27 mayo, 2026

27 mayo, 2026

El asistencialismo no es modelo de desarrollo; los dardos de Aspe

INDICADOR POLÍTICO/ CARLOS RAMÍREZ

Por Carlos Ramírez

 Un sospechoso silencio gubernamental se tendió alrededor del contenido de nueve gráficas presentadas por Pedro Aspe Armella, secretario de Hacienda del Gobierno de Salinas de Gortari pero una de las mentes más brillantes de la economía. Su tesis central explicaría el vacío informativo: el modelo asistencialista de regalar dinero no ha generado actividad económica y explica el estancamiento crónico y estructural de la economía mexicana en los años de la 4ªT.

Las gráficas que fueron publicadas en El Independiente (https://elindependiente.mx/edicion-impresa/2026/05/25/el-independiente-no-1068/) mostraron el enfoque analítico del exalumno del MIT (Instituto Tecnológico de Massachusetts, en Boston) y se refieren sólo a lo que llamó la década perdida de 2018-2026. Y dio una conclusión con todas sus letras: “las políticas actuales tienen como consecuencia el estancamiento absoluto” y “un PIB per cápita más bajo que hace siete años”.

Si el discurso analítico de Aspe fue certero al analizar el período de lo que va de la 4ªT, en algún momento dado tendrá que responder al análisis en un universo con un obturador más equitativo: la estrategia económica lopezobradorista no es sino una continuación del modelo de neoliberalismo de mercado que inauguró el presidente Miguel de la Madrid Hurtado en diciembre de 1982 con su contrarreforma constitucional del Estado y que remachó el sexenio de Salinas con el Tratado de Comercio Libre que se quedó solo en una liberación arancelaria y se olvidó de la gran reforma industrial y agropecuaria, inclusive eludiendo conscientemente la urgencia de una reconversión industrial para no terminar en lo que terminamos: una economía mexicana ensambladora o maquiladora, sosteniendo la exportación con productos importados.

Salinas de Gortari logró una tasa de crecimiento del PIB sexenal de 3.9%, pero sobre la base del PIB promedio anual de 0% durante el sexenio de De la Madrid, es decir, que la tasa fue más rebote que dinámica. Y la tasa promedio anual de la economía en el largo periodo neoliberal de 1983-2018 fue de 2%, cuando el compromiso del Tratado había sido de 4%-6%. El populismo 1934-1982 alcanzó una tasa promedio anual de PIB de 6%.

En términos estrictos, el modelo económico-social o social-económico del lopezobradorismo no es sino la extensión del modelo salinista: menos Estado económico y más mercado y subsidios a los más pobres en modo de Pronasol o de Bienestar.

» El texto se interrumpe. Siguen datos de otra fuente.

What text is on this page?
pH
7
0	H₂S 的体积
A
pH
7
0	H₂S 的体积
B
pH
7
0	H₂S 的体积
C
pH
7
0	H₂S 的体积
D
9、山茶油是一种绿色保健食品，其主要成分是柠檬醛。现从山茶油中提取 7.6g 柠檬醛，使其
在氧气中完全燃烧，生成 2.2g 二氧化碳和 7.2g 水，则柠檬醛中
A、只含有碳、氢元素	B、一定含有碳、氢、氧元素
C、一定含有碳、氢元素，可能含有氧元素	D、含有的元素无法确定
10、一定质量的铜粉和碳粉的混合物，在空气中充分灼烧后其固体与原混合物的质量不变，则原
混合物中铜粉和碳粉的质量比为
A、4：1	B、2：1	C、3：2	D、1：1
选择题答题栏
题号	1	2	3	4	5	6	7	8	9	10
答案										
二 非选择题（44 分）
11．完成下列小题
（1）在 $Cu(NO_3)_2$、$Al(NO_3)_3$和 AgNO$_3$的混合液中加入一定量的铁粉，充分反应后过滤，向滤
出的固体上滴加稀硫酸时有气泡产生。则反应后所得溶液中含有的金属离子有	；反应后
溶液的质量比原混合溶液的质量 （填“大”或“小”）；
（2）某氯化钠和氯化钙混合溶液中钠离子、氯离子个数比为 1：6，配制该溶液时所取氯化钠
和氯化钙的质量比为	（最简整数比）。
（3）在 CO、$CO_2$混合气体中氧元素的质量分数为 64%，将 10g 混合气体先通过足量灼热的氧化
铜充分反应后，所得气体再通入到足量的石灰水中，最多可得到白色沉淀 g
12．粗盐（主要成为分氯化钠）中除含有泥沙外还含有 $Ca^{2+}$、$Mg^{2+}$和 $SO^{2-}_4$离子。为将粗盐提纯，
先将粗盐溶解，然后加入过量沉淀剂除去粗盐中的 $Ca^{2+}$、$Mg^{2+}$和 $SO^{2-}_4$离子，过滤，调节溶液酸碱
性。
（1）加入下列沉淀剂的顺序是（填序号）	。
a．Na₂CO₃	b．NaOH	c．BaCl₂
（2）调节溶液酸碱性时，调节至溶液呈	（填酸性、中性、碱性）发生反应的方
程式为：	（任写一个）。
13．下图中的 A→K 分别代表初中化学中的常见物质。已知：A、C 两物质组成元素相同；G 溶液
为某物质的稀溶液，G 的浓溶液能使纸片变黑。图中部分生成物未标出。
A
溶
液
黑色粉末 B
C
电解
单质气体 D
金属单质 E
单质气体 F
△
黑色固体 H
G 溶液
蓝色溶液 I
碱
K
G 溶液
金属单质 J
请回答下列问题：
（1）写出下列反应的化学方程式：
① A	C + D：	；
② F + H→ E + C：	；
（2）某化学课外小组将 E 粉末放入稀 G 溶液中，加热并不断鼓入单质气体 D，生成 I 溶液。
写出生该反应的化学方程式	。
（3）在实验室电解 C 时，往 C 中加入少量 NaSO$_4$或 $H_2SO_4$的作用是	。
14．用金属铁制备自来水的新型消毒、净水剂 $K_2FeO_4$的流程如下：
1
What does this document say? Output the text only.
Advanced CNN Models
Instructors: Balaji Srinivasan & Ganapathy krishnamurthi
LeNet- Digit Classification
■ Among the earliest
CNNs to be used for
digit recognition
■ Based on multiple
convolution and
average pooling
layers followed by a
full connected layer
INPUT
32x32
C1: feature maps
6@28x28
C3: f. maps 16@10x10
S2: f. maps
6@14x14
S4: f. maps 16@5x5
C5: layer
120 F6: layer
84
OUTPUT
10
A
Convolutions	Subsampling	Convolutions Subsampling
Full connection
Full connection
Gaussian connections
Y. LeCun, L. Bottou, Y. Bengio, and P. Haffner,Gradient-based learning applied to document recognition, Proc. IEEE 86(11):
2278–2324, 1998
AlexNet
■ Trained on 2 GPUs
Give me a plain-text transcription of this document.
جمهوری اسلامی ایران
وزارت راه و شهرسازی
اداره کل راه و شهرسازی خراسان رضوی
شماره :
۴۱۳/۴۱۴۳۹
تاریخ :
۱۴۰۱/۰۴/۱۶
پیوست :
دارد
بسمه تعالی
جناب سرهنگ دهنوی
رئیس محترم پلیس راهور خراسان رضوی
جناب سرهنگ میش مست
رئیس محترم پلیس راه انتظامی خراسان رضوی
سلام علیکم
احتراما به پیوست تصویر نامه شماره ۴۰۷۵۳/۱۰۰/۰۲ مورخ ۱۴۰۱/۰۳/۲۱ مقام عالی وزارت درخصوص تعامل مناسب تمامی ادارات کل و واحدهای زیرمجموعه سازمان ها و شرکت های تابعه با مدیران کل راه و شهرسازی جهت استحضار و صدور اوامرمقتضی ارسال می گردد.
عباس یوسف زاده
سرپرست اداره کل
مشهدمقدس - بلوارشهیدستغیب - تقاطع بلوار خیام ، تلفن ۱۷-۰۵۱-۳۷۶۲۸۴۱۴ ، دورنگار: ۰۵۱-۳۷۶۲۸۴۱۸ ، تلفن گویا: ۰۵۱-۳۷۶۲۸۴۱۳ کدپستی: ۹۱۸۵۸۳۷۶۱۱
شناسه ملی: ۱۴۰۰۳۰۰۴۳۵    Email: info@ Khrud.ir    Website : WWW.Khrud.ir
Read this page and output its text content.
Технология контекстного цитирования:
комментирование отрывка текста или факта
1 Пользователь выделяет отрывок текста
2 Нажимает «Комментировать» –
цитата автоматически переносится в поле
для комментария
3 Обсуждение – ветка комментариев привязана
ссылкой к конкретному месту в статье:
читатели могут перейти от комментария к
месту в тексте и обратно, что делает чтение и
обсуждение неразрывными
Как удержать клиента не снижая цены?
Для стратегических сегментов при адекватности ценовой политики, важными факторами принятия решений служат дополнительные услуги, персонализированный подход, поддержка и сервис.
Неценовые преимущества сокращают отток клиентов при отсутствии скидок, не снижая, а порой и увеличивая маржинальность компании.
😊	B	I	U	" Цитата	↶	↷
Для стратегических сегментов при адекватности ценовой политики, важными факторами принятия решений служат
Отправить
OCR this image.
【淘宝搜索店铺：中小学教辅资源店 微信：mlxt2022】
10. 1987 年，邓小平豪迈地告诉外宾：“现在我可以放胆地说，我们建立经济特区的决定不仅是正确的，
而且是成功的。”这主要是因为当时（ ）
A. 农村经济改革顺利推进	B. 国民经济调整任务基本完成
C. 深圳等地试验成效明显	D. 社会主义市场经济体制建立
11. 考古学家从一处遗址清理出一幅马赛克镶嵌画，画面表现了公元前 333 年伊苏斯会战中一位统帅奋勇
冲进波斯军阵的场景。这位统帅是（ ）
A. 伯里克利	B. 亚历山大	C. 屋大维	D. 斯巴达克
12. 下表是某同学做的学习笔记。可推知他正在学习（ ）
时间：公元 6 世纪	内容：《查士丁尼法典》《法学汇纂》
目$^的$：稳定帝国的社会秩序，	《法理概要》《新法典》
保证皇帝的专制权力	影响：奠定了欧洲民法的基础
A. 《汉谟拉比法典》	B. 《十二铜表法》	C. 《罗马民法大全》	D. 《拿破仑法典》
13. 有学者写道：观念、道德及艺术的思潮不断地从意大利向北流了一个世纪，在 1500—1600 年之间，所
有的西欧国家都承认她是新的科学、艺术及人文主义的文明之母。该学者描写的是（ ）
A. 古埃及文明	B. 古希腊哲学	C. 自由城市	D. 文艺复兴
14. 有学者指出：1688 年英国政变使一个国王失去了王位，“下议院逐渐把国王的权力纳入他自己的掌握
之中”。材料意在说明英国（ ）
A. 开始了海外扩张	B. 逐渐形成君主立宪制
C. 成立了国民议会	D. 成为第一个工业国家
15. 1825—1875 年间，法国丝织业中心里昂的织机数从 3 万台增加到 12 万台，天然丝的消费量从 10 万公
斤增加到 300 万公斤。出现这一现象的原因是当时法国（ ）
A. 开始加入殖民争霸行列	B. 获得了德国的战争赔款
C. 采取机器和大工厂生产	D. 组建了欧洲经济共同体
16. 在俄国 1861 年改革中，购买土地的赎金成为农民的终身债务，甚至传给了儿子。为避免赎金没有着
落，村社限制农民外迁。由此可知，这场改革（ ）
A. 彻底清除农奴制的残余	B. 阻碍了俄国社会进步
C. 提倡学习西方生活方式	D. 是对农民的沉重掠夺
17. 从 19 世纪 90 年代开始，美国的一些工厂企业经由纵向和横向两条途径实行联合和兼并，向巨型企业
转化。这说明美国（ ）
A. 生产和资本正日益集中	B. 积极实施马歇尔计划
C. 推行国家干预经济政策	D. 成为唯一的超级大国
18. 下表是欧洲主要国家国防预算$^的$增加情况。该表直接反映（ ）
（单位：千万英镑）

Pero fue muy certero el señalamiento de Aspe de que ha habido más gasto improductivo en transferencias a sectores bajos que no han constituido política social y que el presupuesto público se destinó a obras de interés personal del presidente López Obrador y no al estímulo a la planta productiva. “El aumento desmedido del gasto corriente (en bienestar) ha desplazado la inversión productiva” y se ha utilizado el viejo modelo capitalista de usar la deuda pública en lugar de políticas fiscales.

No sin cierta ironía caracteriza Aspe al presupuesto en programas de bienestar como “la segunda nómina” porque efectivamente se ha tratado de la entrega directa a los beneficiarios sin que esa liquidez se convierta en demanda efectiva que reactive la economía, y allí le agrega Aspe también el señalamiento de que el actual gobierno cuatroteísta carece de una política de desarrollo industrial y agropecuario.

Otro dato que dio Aspe y que requería y sigue requiriendo de una respuesta gubernamental clara fue la cifra de déficit presupuestal o la diferencia entre el ingreso fiscal y el gasto publico: oficialmente se menciona el déficit de 3%, pero Aspe lo coloca en 5.7%, muy cerca a la cifra con la que comenzó la fiesta de gasto sin ingreso en el populismo echeverrista: 7%. Y como en el echeverrismo y en el lopezportillismo, la falta de ingresos propios se suplió con deuda externa, hoy la cifra está llegando –si no es que ya se alcanzó– a la línea de crisis presupuestal de 60% de valor de la deuda con respecto al PIB.

El análisis en gráficas que hizo Aspe de la política económica lopezobradorista alimento la preocupación del sector empresarial nacional y del sector financiero internacional sobre las expectativas de estancamiento crónico del PIB y la posibilidad de que el promedio de crecimiento económico seccional sea menor a 1.5%.

El silencio oficial hacia las nueve gráficas de Aspe solo puede interpretarse como una falta de argumentos de las actuales autoridades del gabinete económico y por lo tanto le dan mayor validez al cuadro de crisis estructural del crecimiento económico de México que se está ahogando en gasto social improductivo y la falta de un proyecto real de desarrollo del los sectores industrial y agropecuario y todo descansa en las exportaciones del Tratado que se han multiplicado por diez pero que no ha modificado de estructura de la desigualdad multidimensional.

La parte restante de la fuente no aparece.